Billie Jean King, 61, has been saying these kinds of things, prodding the media, ruffling feathers, for a very long time. "I've felt the same way for 35-40 years," she said. "Thirty-five, 40 years? It's funny. When you read about history, it looks like it went really fast, but when you live it, it is so slow."
When the then 29-year-old King beat the 55-year-old Riggs in three straight sets, 90 million people worldwide watched on television, according to the insightful new book about the match, A Necessary Spectacle, by Selena Roberts. As another women's sports icon, Donna de Varona, told Roberts, "The guy was older and was this and that, but the truth is, it was a worldwide movement that needed a finishing sentence. And Billie Jean King gave it to us."
There's not a day that goes by that someone doesn't stop King to talk about it.
"From the feedback I've gotten from women, it empowered them for the first time," she said. "A lot of women who had never had the courage to ask for a raise, who had never followed their dreams, they went ahead and just did it. I walk out the door, and every day somebody talks about the match. And I meet a lot of men in their 40s who were anywhere from 8 to 16 in 1973, and they say it changed their life because they started to believe in girls and women and now they have a daughter and they insist that their daughter have equal opportunity. They are the first generation of men of the women's movement. They are our allies today."
King is co-founder of the coed World TeamTennis, now in its 30th season, which is holding its finals Friday and Saturday in Sacramento -- one of the two cities hosting the WNBA Finals, ironically enough. That's just one of her jobs. She also remains the voice of a movement.
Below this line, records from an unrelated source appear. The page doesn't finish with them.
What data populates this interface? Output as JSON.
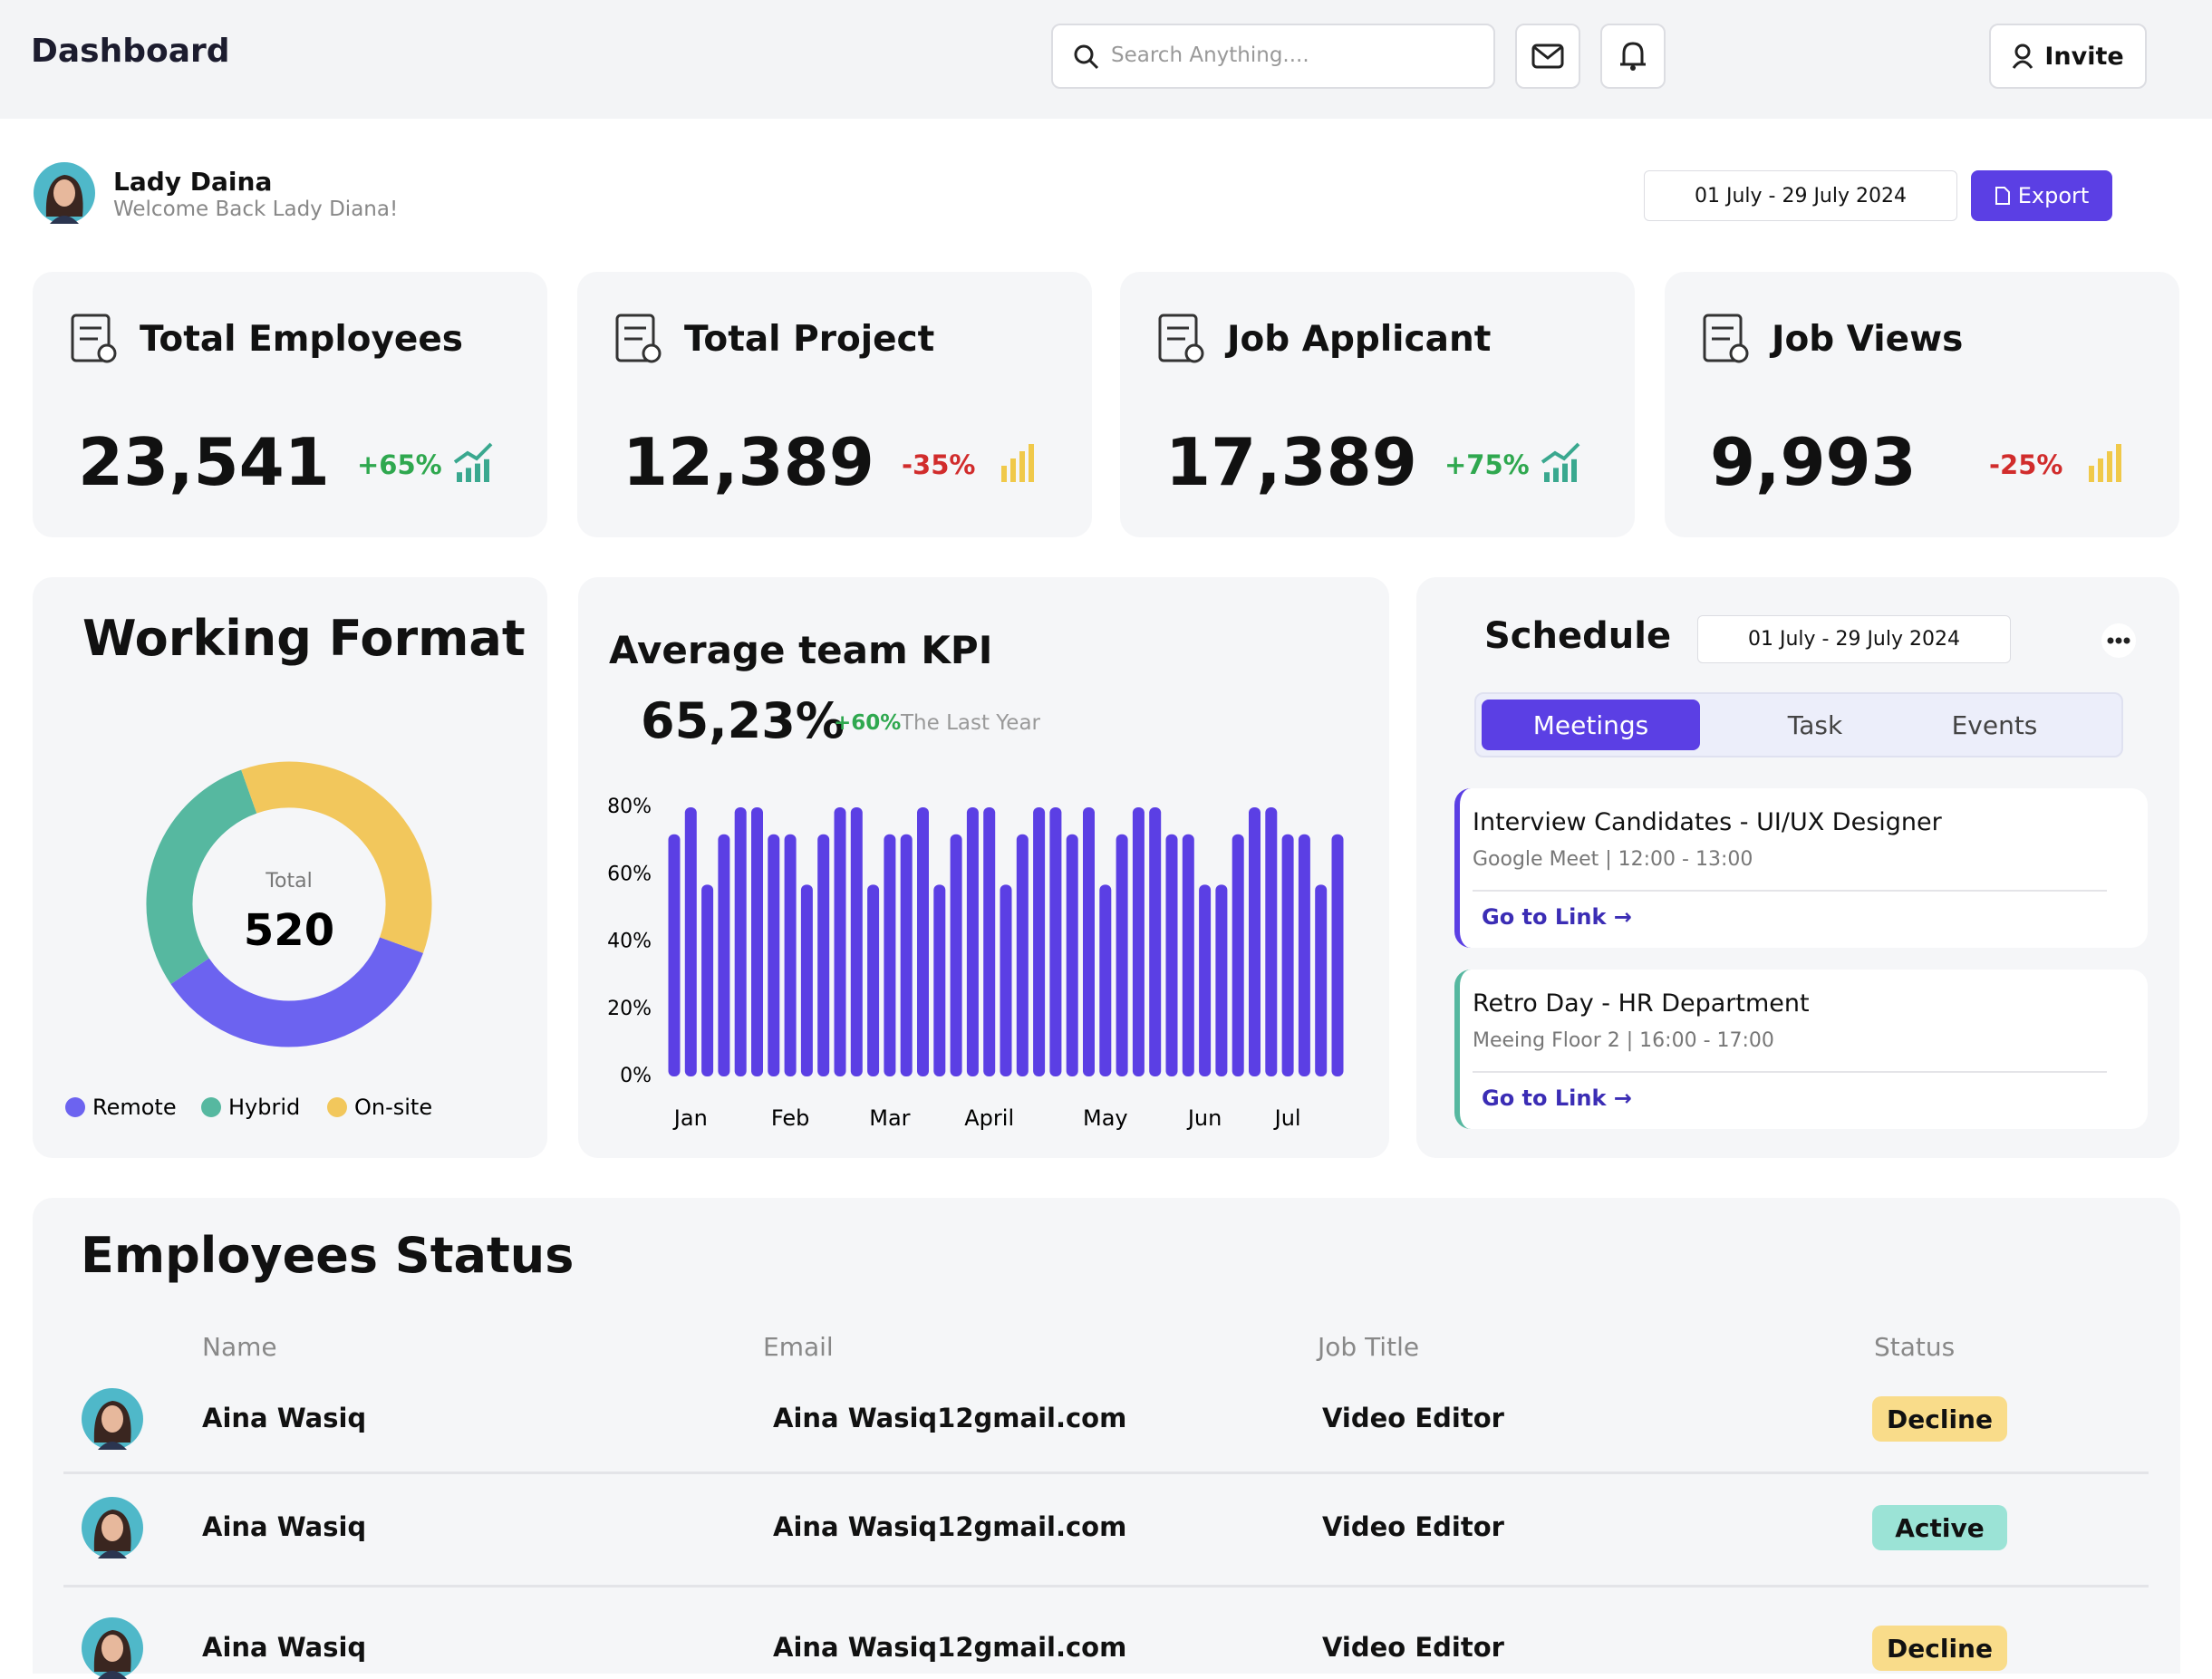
{
  "header": {
    "title": "Dashboard",
    "search_placeholder": "Search Anything....",
    "invite": "Invite"
  },
  "profile": {
    "name": "Lady Daina",
    "greeting": "Welcome Back Lady Diana!",
    "date_range": "01 July - 29 July 2024",
    "export": "Export"
  },
  "stats": [
    {
      "title": "Total Employees",
      "value": "23,541",
      "change": "+65%",
      "change_color": "#2fa84f",
      "trend_color": "#3aa88f"
    },
    {
      "title": "Total Project",
      "value": "12,389",
      "change": "-35%",
      "change_color": "#d12c2c",
      "trend_color": "#f0c94a"
    },
    {
      "title": "Job Applicant",
      "value": "17,389",
      "change": "+75%",
      "change_color": "#2fa84f",
      "trend_color": "#3aa88f"
    },
    {
      "title": "Job Views",
      "value": "9,993",
      "change": "-25%",
      "change_color": "#d12c2c",
      "trend_color": "#f0c94a"
    }
  ],
  "chart_data": [
    {
      "type": "donut",
      "title": "Working Format",
      "center_label": "Total",
      "center_value": 520,
      "categories": [
        "Remote",
        "Hybrid",
        "On-site"
      ],
      "values": [
        35,
        29,
        36
      ],
      "colors": [
        "#6c63f0",
        "#56b8a0",
        "#f2c75c"
      ]
    },
    {
      "type": "bar",
      "title": "Average team KPI",
      "headline": "65,23%",
      "change": "+60%",
      "change_note": "The Last Year",
      "categories": [
        null,
        "Jan",
        null,
        null,
        null,
        null,
        null,
        "Feb",
        null,
        null,
        null,
        null,
        null,
        "Mar",
        null,
        null,
        null,
        null,
        null,
        "April",
        null,
        null,
        null,
        null,
        null,
        null,
        "May",
        null,
        null,
        null,
        null,
        null,
        "Jun",
        null,
        null,
        null,
        null,
        "Jul",
        null,
        null,
        null
      ],
      "values": [
        72,
        80,
        57,
        72,
        80,
        80,
        72,
        72,
        57,
        72,
        80,
        80,
        57,
        72,
        72,
        80,
        57,
        72,
        80,
        80,
        57,
        72,
        80,
        80,
        72,
        80,
        57,
        72,
        80,
        80,
        72,
        72,
        57,
        57,
        72,
        80,
        80,
        72,
        72,
        57,
        72
      ],
      "color": "#5b3fe4",
      "ylim": [
        0,
        80
      ],
      "grid": false,
      "yticks": [
        {
          "value": 0,
          "label": "0%"
        },
        {
          "value": 20,
          "label": "20%"
        },
        {
          "value": 40,
          "label": "40%"
        },
        {
          "value": 60,
          "label": "60%"
        },
        {
          "value": 80,
          "label": "80%"
        }
      ]
    }
  ],
  "schedule": {
    "title": "Schedule",
    "date_range": "01 July - 29 July 2024",
    "tabs": [
      "Meetings",
      "Task",
      "Events"
    ],
    "events": [
      {
        "title": "Interview Candidates - UI/UX Designer",
        "details": "Google Meet | 12:00 - 13:00",
        "link": "Go to Link →",
        "color": "#5b3fe4"
      },
      {
        "title": "Retro Day - HR Department",
        "details": "Meeing Floor 2  | 16:00 - 17:00",
        "link": "Go to Link →",
        "color": "#56b8a0"
      }
    ]
  },
  "employees": {
    "title": "Employees Status",
    "columns": [
      "Name",
      "Email",
      "Job Title",
      "Status"
    ],
    "rows": [
      {
        "name": "Aina Wasiq",
        "email": "Aina Wasiq12gmail.com",
        "job": "Video Editor",
        "status": "Decline",
        "status_color": "#f9dc8a"
      },
      {
        "name": "Aina Wasiq",
        "email": "Aina Wasiq12gmail.com",
        "job": "Video Editor",
        "status": "Active",
        "status_color": "#9be3d6"
      },
      {
        "name": "Aina Wasiq",
        "email": "Aina Wasiq12gmail.com",
        "job": "Video Editor",
        "status": "Decline",
        "status_color": "#f9dc8a"
      }
    ]
  }
}
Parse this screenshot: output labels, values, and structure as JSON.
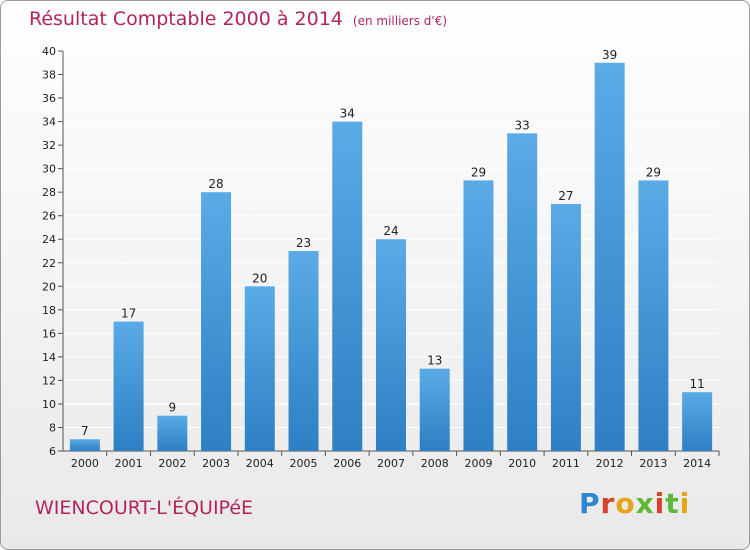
{
  "header": {
    "title": "Résultat Comptable 2000 à 2014",
    "subtitle": "(en milliers d'€)"
  },
  "footer": {
    "municipality": "WIENCOURT-L'ÉQUIPéE",
    "logo": "Proxiti"
  },
  "chart_data": {
    "type": "bar",
    "title": "Résultat Comptable 2000 à 2014",
    "unit": "(en milliers d'€)",
    "categories": [
      "2000",
      "2001",
      "2002",
      "2003",
      "2004",
      "2005",
      "2006",
      "2007",
      "2008",
      "2009",
      "2010",
      "2011",
      "2012",
      "2013",
      "2014"
    ],
    "values": [
      7,
      17,
      9,
      28,
      20,
      23,
      34,
      24,
      13,
      29,
      33,
      27,
      39,
      29,
      11
    ],
    "ylim": [
      6,
      40
    ],
    "yticks": [
      6,
      8,
      10,
      12,
      14,
      16,
      18,
      20,
      22,
      24,
      26,
      28,
      30,
      32,
      34,
      36,
      38,
      40
    ],
    "grid": true,
    "xlabel": "",
    "ylabel": "",
    "colors": {
      "bar_top": "#5aabe6",
      "bar_bottom": "#2e7fc4",
      "grid": "#ffffff",
      "axis_text": "#222222"
    }
  }
}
"We're certainly far better off than we were 32 years ago, but we're still fighting some of the same fights. At the Women's Sports Foundation, we get calls every day: 'My girl has to practice on an inferior field.' 'My girl can't get enough equipment.' It's the same thing over and over."
But she knows some day the battles will be over. What about 32 years from now, she is asked. "If it's 50-50, if there's equal opportunity for boys and girls, I can rest in peace."